One of the things we love best about being our community’s Foundation is the opportunity to get to know and support so many local organizations that are doing great work to improve the lives of Napa County residents.
Each year, we visit with a couple hundred local programs from American Canyon to Calistoga and share what we learn with our donors. We especially appreciate the chance to shine a light on nonprofits that are not as well known as some of the larger charitable organizations in the Valley.
Here are three such organizations that we have recently vetted that we are eager to introduce to you. If you have a giving Fund with Napa Valley Community Foundation and would like to support one or more of these, click here or contact email@example.com.
As people age, it’s often easy to feel isolated and disengaged from the community. But up Valley seniors have a friend in Rianda House – “the” gathering and activity hub in St. Helena for residents ages 55+ from Yountville to Pope Valley. Rianda House is the only nonprofit up Valley that provides seniors a safe place to gather, socialize, and participate in English and Spanish offerings from other local nonprofits and experts, like Brain Fitness and Tai Chi classes, writers’ groups, meditation workshops, or get assistance navigating health insurance, legal assistance, or even cell phones. Of course, it’s also a welcoming spot to enjoy a cup of joe over a friendly game of chess or bridge. With nearly 1,000 participants, there’s always a chance to meet new friends.

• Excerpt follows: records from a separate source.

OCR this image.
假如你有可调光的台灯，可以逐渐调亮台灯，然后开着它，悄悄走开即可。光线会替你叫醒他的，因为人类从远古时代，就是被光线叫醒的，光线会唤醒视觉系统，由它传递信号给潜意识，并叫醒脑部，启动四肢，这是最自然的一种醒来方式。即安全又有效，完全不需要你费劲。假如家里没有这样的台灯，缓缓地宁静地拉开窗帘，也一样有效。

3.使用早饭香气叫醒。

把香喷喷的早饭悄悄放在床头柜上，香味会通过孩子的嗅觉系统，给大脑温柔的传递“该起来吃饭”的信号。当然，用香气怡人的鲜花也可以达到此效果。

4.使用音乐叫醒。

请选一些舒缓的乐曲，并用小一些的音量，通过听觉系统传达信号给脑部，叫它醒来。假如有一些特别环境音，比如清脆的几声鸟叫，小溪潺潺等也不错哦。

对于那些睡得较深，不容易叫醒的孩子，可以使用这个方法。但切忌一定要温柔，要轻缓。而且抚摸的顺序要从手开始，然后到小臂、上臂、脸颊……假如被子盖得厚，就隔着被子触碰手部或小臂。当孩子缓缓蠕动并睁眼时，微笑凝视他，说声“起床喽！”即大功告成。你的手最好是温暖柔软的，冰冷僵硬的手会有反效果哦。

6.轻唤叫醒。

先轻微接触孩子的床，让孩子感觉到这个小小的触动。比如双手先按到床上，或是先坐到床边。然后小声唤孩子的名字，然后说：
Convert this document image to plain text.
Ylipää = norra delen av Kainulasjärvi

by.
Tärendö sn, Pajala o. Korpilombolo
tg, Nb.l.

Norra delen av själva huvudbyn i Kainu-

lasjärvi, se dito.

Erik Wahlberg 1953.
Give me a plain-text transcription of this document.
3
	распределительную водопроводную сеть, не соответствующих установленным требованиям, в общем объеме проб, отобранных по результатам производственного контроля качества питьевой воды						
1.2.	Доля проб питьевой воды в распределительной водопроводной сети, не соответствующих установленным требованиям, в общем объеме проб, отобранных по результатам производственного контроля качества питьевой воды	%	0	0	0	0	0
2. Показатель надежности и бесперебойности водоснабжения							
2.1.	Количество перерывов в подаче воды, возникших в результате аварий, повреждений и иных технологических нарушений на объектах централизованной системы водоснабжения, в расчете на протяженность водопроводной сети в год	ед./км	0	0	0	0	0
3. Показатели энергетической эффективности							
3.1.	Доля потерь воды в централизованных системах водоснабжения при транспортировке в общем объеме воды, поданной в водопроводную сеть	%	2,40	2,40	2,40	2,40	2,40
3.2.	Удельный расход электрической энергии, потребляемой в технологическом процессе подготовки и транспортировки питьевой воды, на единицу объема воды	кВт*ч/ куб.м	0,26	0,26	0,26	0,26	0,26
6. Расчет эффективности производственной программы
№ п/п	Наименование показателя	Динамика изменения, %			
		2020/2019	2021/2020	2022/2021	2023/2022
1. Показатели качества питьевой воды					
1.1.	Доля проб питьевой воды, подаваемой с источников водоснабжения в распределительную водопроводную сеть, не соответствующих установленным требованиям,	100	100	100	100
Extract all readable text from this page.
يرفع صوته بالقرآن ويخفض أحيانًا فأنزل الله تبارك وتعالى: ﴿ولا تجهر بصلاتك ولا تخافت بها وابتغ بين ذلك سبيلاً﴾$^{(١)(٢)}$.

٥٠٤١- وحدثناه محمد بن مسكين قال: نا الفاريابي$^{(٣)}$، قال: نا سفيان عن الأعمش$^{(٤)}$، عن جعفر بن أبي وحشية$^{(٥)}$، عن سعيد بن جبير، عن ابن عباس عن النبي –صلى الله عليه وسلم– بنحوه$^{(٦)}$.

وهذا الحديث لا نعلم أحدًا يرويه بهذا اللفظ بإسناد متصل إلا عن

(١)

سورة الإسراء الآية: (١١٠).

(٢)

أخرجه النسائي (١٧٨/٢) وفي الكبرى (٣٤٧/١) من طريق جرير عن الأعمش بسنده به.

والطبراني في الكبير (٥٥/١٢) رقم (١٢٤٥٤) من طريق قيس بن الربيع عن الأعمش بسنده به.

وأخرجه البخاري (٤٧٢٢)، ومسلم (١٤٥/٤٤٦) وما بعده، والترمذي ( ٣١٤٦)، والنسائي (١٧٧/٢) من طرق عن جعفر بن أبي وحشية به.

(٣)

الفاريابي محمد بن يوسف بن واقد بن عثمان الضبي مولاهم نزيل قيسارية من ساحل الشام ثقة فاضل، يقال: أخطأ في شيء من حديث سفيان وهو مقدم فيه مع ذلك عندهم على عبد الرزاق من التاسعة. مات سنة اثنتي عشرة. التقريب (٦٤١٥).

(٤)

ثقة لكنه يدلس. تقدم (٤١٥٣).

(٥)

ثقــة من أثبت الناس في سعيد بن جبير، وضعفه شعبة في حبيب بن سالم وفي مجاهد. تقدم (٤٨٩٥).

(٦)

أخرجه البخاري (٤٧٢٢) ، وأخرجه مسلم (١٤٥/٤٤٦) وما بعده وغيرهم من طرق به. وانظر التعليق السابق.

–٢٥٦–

American Canyon Community & Parks Foundation (ACCPF)
“Where nature and community flourish together” perfectly describes the goal of the American Canyon Community & Parks Foundation. When residents of American Canyon longed for better parks and a more robust recreation program for the community, volunteers took action! Working closely with the city government to identify needs and gaps, ACCPF takes on a host of projects including raising funds to install drinking fountains and picnic tables, improving trail access for people with disabilities, curating family hikes and nature seminars, hosting elementary after-school science and arts classes, and sponsoring environmental education for all fourth-graders in American Canyon. Next up? A campaign to build a Wetlands “Eco Center,” a permanent home for environmental education nestled alongside the wetlands.
Napa County is a mere 50 miles from San Francisco, but in terms of acceptance of LGBTQ residents, it can feel worlds apart. Many of our estimated 11,000 LGBTQ neighbors remain closeted and are fearful of prejudice or hostile behavior directed at them. On the Move’s LGBTQ Connection program, launched in 2010, is a first-of-its-kind center that aims to foster a healthier, more vibrant, diverse and inclusive Napa Valley. The goal is for LGBTQ residents to feel safer and participate more fully in community life. LGBTQ Connection’s community center in Napa offers a library of resources and hosts youth and senior-led support groups, as well as a bilingual therapist. The program staff educates schoolteachers and administrators on how to support their LGBTQ students and leads workshops for businesses, nonprofits and governmental agencies to ensure that their services are appropriate for their LGBTQ clients/constituents.